We've itemized every year for 40 years and never in those 40 years of marriage have we beat the standard deduction. We came within a couple hundred bucks ONCE.
 
   / How are your investments doing? #415  
^not really, for many of us. RMD wasn't a thing until 1986. The contract is simply that we pay taxes on those funds upon withdrawal. Forced withdrawals wasn't part of the deal.
At which point IRAs had only been around for 10 years or so (and not really all that well known until the early 80s). If the government is going to give you a tax break on money you set aside for retirement, only seems right that you have to pay those taxes at some point. No free lunch.

We only got the Roth option on 401K a few years ago at my place of employment. I changed all my contributions to go that way about as soon as it became available. But sadly, most of mine is in traditional.
When the Roth IRAs became available, my reaction was "why would anyone want to do this?". I, for one, appreciated the ability to deduct contributions during my working/earning years. I don't find having to pay taxes on withdrawals that big an imposition. It's only income tax, no SS or Medicare that's owed.
 
   / How are your investments doing? #417  
Itemized deductions eliminated?

We've itemized every year for 40 years and never in those 40 years of marriage have we beat the standard deduction. We came within a couple hundred bucks ONCE.
I did for maybe the first 10 years or so of homeownership. Then again, I bought my first house in 1977 when mortgage rates were pushing 9%, so there was a fairly high interest component. Once that house was paid off (after 13 yr), never had enough deductions again.
 
   / How are your investments doing? #418  
I've been concerned about my retirement plan for at least that long.

To combat some of the overreach, we retired early and withdraw a smaller amount that keeps us in the lower tax brackets on those funds. That should help keep forced withdrawals to smaller amounts.

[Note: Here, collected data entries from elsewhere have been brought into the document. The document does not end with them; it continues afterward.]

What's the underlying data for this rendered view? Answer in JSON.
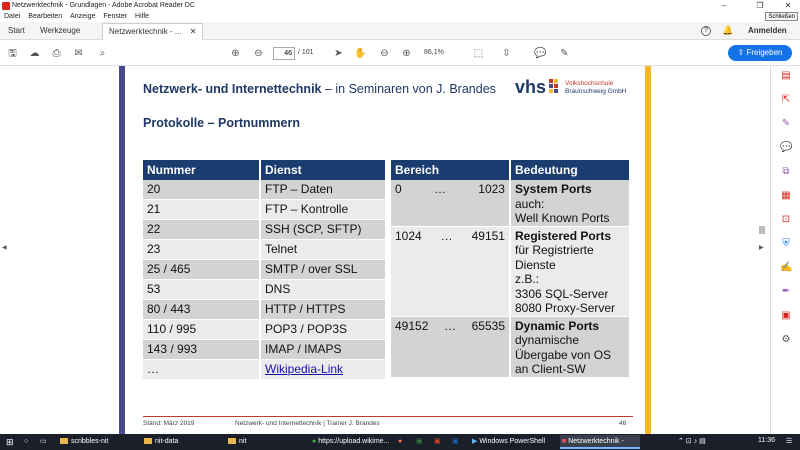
{
  "window": {
    "title": "Netzwerktechnik - Grundlagen - Adobe Acrobat Reader DC",
    "close_tooltip": "Schließen"
  },
  "menu": [
    "Datei",
    "Bearbeiten",
    "Anzeige",
    "Fenster",
    "Hilfe"
  ],
  "tabs": {
    "start": "Start",
    "tools": "Werkzeuge",
    "document": "Netzwerktechnik - ...",
    "signin": "Anmelden"
  },
  "toolbar": {
    "page_current": "46",
    "page_total": "/ 101",
    "zoom": "86,1%",
    "share_label": "Freigeben"
  },
  "slide": {
    "header_bold": "Netzwerk- und Internettechnik",
    "header_rest": " – in Seminaren von J. Brandes",
    "logo_text": "vhs",
    "logo_line1": "Volkshochschule",
    "logo_line2": "Braunschweig GmbH",
    "subheading": "Protokolle – Portnummern",
    "ports_table": {
      "headers": [
        "Nummer",
        "Dienst"
      ],
      "rows": [
        [
          "20",
          "FTP – Daten"
        ],
        [
          "21",
          "FTP – Kontrolle"
        ],
        [
          "22",
          "SSH (SCP, SFTP)"
        ],
        [
          "23",
          "Telnet"
        ],
        [
          "25 / 465",
          "SMTP / over SSL"
        ],
        [
          "53",
          "DNS"
        ],
        [
          "80 / 443",
          "HTTP / HTTPS"
        ],
        [
          "110 / 995",
          "POP3 / POP3S"
        ],
        [
          "143 / 993",
          "IMAP / IMAPS"
        ],
        [
          "…",
          "Wikipedia-Link"
        ]
      ]
    },
    "ranges_table": {
      "headers": [
        "Bereich",
        "Bedeutung"
      ],
      "rows": [
        {
          "from": "0",
          "dots": "…",
          "to": "1023",
          "title": "System Ports",
          "lines": [
            "auch:",
            "Well Known Ports"
          ]
        },
        {
          "from": "1024",
          "dots": "…",
          "to": "49151",
          "title": "Registered Ports",
          "lines": [
            "für Registrierte",
            "Dienste",
            "z.B.:",
            "3306 SQL-Server",
            "8080 Proxy-Server"
          ]
        },
        {
          "from": "49152",
          "dots": "…",
          "to": "65535",
          "title": "Dynamic Ports",
          "lines": [
            "dynamische",
            "Übergabe von OS",
            "an Client-SW"
          ]
        }
      ]
    },
    "footer_left": "Stand: März 2019",
    "footer_center": "Netzwerk- und Internettechnik | Trainer J. Brandes",
    "footer_page": "46"
  },
  "taskbar": {
    "items": [
      "scribbles-nit",
      "nit-data",
      "nit",
      "https://upload.wikime...",
      "Windows PowerShell",
      "Netzwerktechnik - Gru..."
    ],
    "clock": "11:36"
  },
  "colors": {
    "accent": "#1473e6",
    "table_header": "#1a3c6e",
    "slide_text": "#1f3864",
    "left_stripe": "#4a4a8a",
    "right_stripe": "#f5b82a"
  }
}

RMDs are a horrible policy in general.
Again, RMD’s aren’t forced withdrawals, unless you choose that route. It’s forced tax time on the amount of your RMD.
Here’s an explanation of “In-kind” distribution “
Your money stays with them


Property taxes are forced taxes every year too
 
   / How are your investments doing? #419  
...

When the Roth IRAs became available, my reaction was "why would anyone want to do this?"....
Because at the time, the selling point on ROTHs was:

- Have you ever seen taxes go down?
- Do you think taxes in 40 years will be less than they are today?
- Do you think the tax you pay today on those ROTH contributions will add up to more than what you'll earn in the next 40 years with tax free investments in mutual funds?

The answers to those three questions are NO, NO and NO.
 
   / How are your investments doing? #420  
I did for maybe the first 10 years or so of homeownership. Then again, I bought my first house in 1977 when mortgage rates were pushing 9%, so there was a fairly high interest component. Once that house was paid off (after 13 yr), never had enough deductions again.
Even with 12.5% interest rate on our first house, we never beat the standard deduction. It was a small starter home and the mortgage payments were $256 per month.

We also were very fortunate to never have large medical expenses, or any of the other things that qualified as deductions.